If you adhere to 1 to 3 alone, you have successfully reduced the infection risk by 80 - 90%!
Further First Aid:
- The injured body part should be kept elevated and immobile where possible (to reduce the blood flow and thus the contamination of the entire body)
- Mental comfort (psychological support) can be vital to avoid shock, rage and high blood pressure, unconsciousness, or trauma!
- After thorough tap water (where safe) or saline wound wash (where possible), visually inspect the wound to assess the likelihood of ruptured ligaments, tendons, muscles, nerves, blood vessels, or bones deep below the laceration of the skin. If you can't, see the doc to be sure nothing serious happened
- After (only!) visual inspection, apply aseptic band-aid/plaster or dressing/bandage as appropriate - now without applying pressure to the wound
- Again: If you feel the wound looks severe, or if a child was bitten, or if the victim has a weakened immune system (from illness, medicaments, or pregnancy), or if the bite was to the hand or face, then do see the doctor without delay!
While the US Centers for Disease Control estimate that annually at least 4.7 mio people get bitten by a dog (in the USA alone!), only 800,000 Americans actually do seek medical attention for dog bites. Likely reasons:
- Seeing the doctor costs money (unless insured)
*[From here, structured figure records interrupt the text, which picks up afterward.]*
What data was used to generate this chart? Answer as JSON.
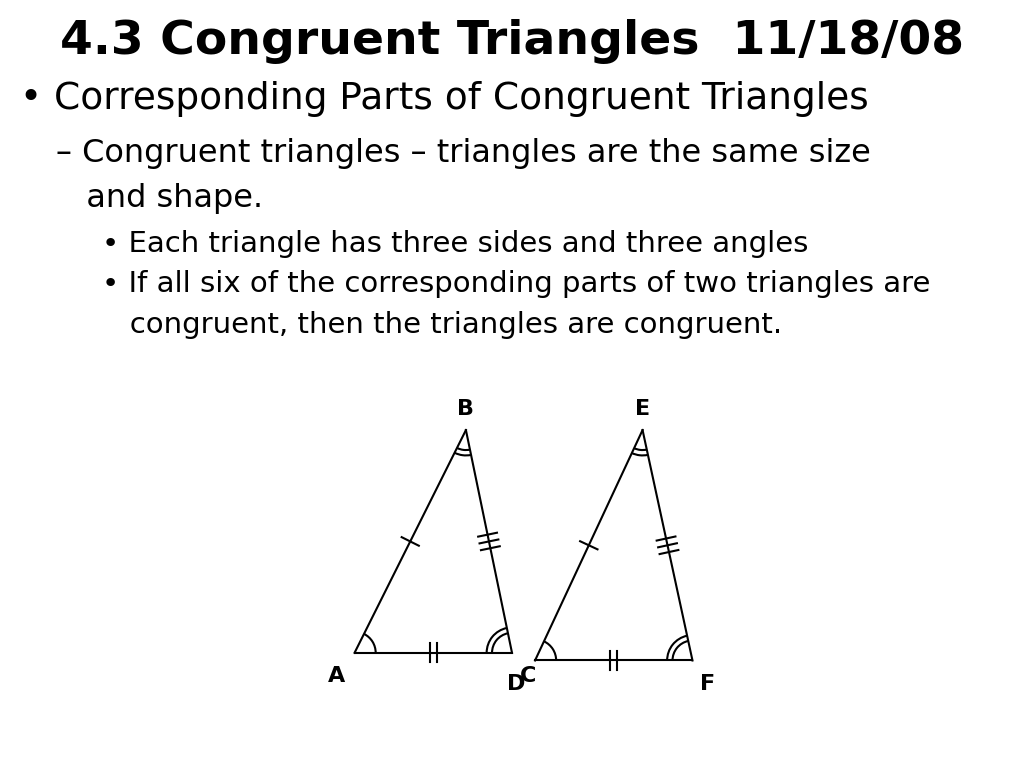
{
  "title": "4.3 Congruent Triangles  11/18/08",
  "title_fontsize": 34,
  "bg_color": "#ffffff",
  "text_color": "#000000",
  "bullet1": "Corresponding Parts of Congruent Triangles",
  "bullet1_fontsize": 27,
  "dash1_line1": "– Congruent triangles – triangles are the same size",
  "dash1_line2": "   and shape.",
  "dash1_fontsize": 23,
  "sub_bullet1": "Each triangle has three sides and three angles",
  "sub_bullet1_fontsize": 21,
  "sub_bullet2_line1": "If all six of the corresponding parts of two triangles are",
  "sub_bullet2_line2": "   congruent, then the triangles are congruent.",
  "sub_bullet2_fontsize": 21,
  "tri1": {
    "A": [
      0.09,
      0.3
    ],
    "B": [
      0.38,
      0.88
    ],
    "C": [
      0.5,
      0.3
    ],
    "label_A": "A",
    "label_B": "B",
    "label_C": "C"
  },
  "tri2": {
    "D": [
      0.56,
      0.28
    ],
    "E": [
      0.84,
      0.88
    ],
    "F": [
      0.97,
      0.28
    ],
    "label_D": "D",
    "label_E": "E",
    "label_F": "F"
  }
}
- It was their own dog that bit, and they want to avoid problems from making the dog bite "public"
- They don't take the bite serious (neither in terms of potential health impact, nor in terms of changing their dog training!)
This is not okay. If there is a laceration, better do see the doc!
Dog Bites Treatment
Treatment for Dog Bite:
- Regular wound treatment is more harmful than beneficial, but regular wound examination is a must
- Every 24 hours max, reexamine the bite wound to establish infection risk (or healing progress)
- If needed, irrigate the bite wound once more, and apply new aseptic band-aid/plaster or dressing/bandage as appropriate
- Bites to the hand or face should be reexamined every 12 hours max
- Move the injured body part only minimally - to establish mobility and motion control
- There is controversy as to the efficacy of tetanus immunization subsequent to a dog bite: At the time of (any) immunization the immune system is weakened ("busy"), and tetanus efficacy doesn't set in until much later. Thus it may not actually help to wait for a dog bite to be reminded of a tetanus booster (every 10 years), doh!
- If the dog bite ruptured ligaments, tendons, nerves, muscles, blood vessels or bones, always get professional treatment by a doctor
In the USA alone, of the around 800,000 medically reported dog bite cases annually, around 386,000 require treatment in an emergency department, and 33,000 receive reconstructive surgery.